Madımak Katliamı Hafıza Merkezi 10 Haziran’da açtığı Dijital Kütüphane’nin ardından, 29 Eylül’de de çalışmanın ikinci ayağı olan Sanal Müze’yi hayata geçirdi.
Bu, sekiz aylık bir çalışmanın sonucu olarak oluşmuş bir müzedir. Daha doğrusu otuz yıl sekiz ay. Her bir cana ait renkler, sesler ve soluklar var bu müzede. Fotoğraflar, nesneler, giysiler, sözler, anılar… Ama yine de burası yalnızca bir müze değildir. 33 cana ait odaların her birinden toplumsal belleğe doğru yolculuk kapıları açılır. O kapılar sizi yalnızca 30 yıl önceye götürmez. Binlerce yıl önceden beri süregelen katliamları hatırlatır her biri. Pir Sultan Abdal da vardır o odaların her birinde, Baba İshak da, Hacı Bektaş da. Derisi yüzülmüş Nesimi de vardır, melamet hırkasını kuşanmış olan Nesimi. Onlar varsa Maraş da vardır elbet, Çorum da vardır, Ortaca da vardır. Zaten onlar olduğu için Sivas vardır, Madımak vardır, katliam vardır ve bu müze vardır.

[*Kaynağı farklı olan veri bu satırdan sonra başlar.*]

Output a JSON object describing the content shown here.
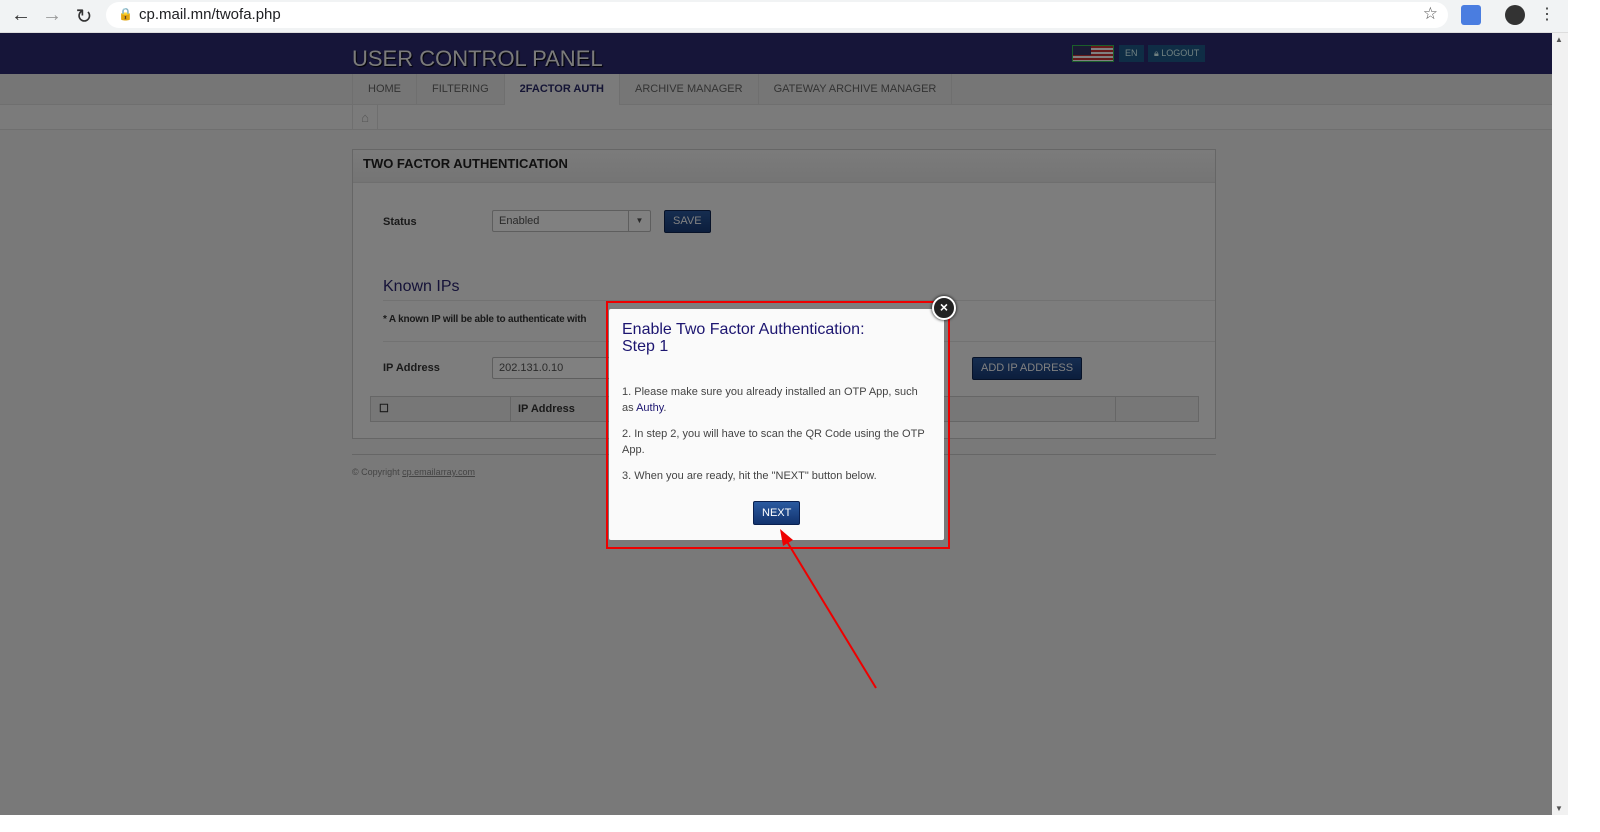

Madımak.org’a girin. Otelin lobisinde dolaşın bir süre. O lobide, otel yakılmadan önce saatlerce yardım bekleyen insanların hisleriyle karşılaşacaksınız. Sonra duvarda asılı olan Sanal Müze’yi tıklayın ve o katliamdan kurtulamayan 33 canın fotoğraflarına bakın bir süre. Sonra girin odalara, hepsiyle hemhal olun, haldaş olun. Gönlünüzde bir sıkıntı oluşmuyor, içinize bir yumru oturmuyorsa hisleriniz örselenmiş, belleğiniz yok edilmiş demektir. İşte Madımak Katliamı Hafıza Merkezi ve Sanal Müze bu yüzden var.
Yok eğer içinize bir yumru oturuyor ve gönlünüze bir sıkıntı musallat oluyorsa oradaki çığlığı duymuşsunuz demektir. O zaman duyduğunuzu duyurun, çığlığı yayın ve 33 canın sesini her yere taşıyın. O sıkıntının nedenini herkese göstermek içinizdeki o yumru gereğidir.